With this simple lesson of knitting and purling, I have created a bond with a friend that we will both carry forever. Every knitter I have ever met speaks of their teacher as one who walks on hallowed ground...greater than a mortal teacher and more akin to the spiritual guide who merely points the way, inspiring the student to find their own greatness within. Until she is an old lady, finding consolation or inspiration in her knitting, she will be able to recall the person who first brought her into the fold.

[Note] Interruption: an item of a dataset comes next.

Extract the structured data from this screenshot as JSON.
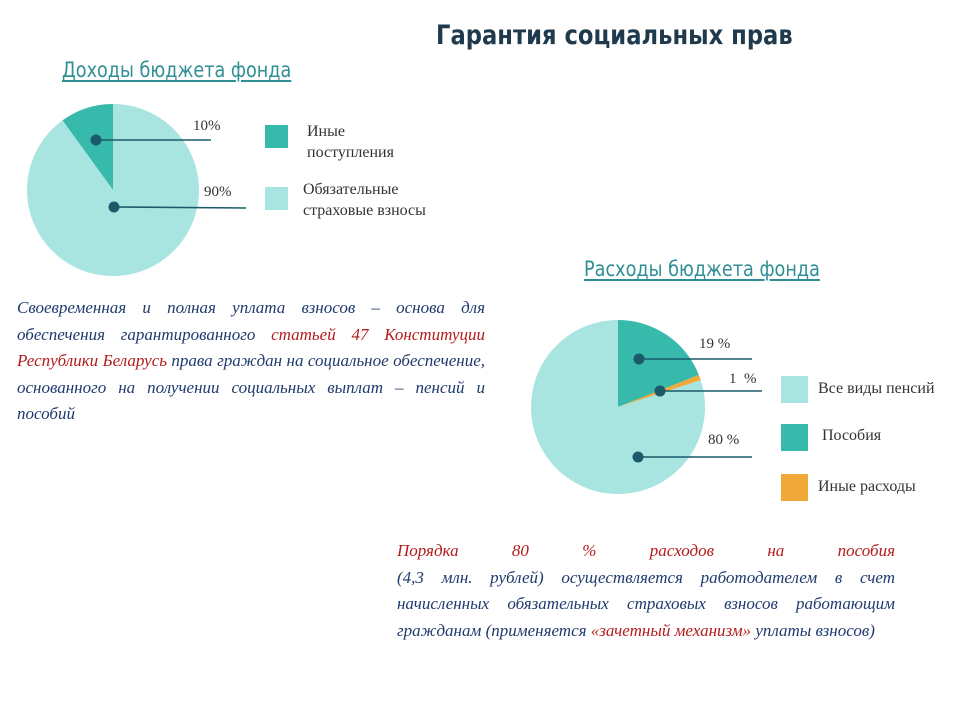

Ravelry, an online consortium of knitters and crocheters, was started in May 2007, by March of 2008 there were 100,000 members...let me say that again...100,000 members. I wonder how many other organizations boast that many online members. In my urban home, we can't even get this many people out to vote. These 100,000 members sit quietly at their computers...largely unnoticed... maintaining the ancient secret society... connected by the Knitting Sutra, from which we derive the medical word suture (thread) - a connective cord which binds us all together.

1 comment:

Elizabeth said...

I am the friend in question, now halfway through my first knitted creation. I must say that several other people have tried to teach me in the past without success; whether it's the continental style, my internal readiness or my wonderful teacher that did the trick this time I don't know - probably all of the above!

I'm making a scarf for my husband, who, predictably, says he'll accept it if it doesn't have too many mistakes. Luckily, the yarn I picked hides a multitude of sins.

I'm a teacher, and already one student I've met with has pulled out her knitting once she saw mine, and we had a very satisfying and companionable conference knitting together (and she helped me when I dropped a stitch).

I'm loving knitting - thank you Karin (and I'll need you soon to show me how to finish it)!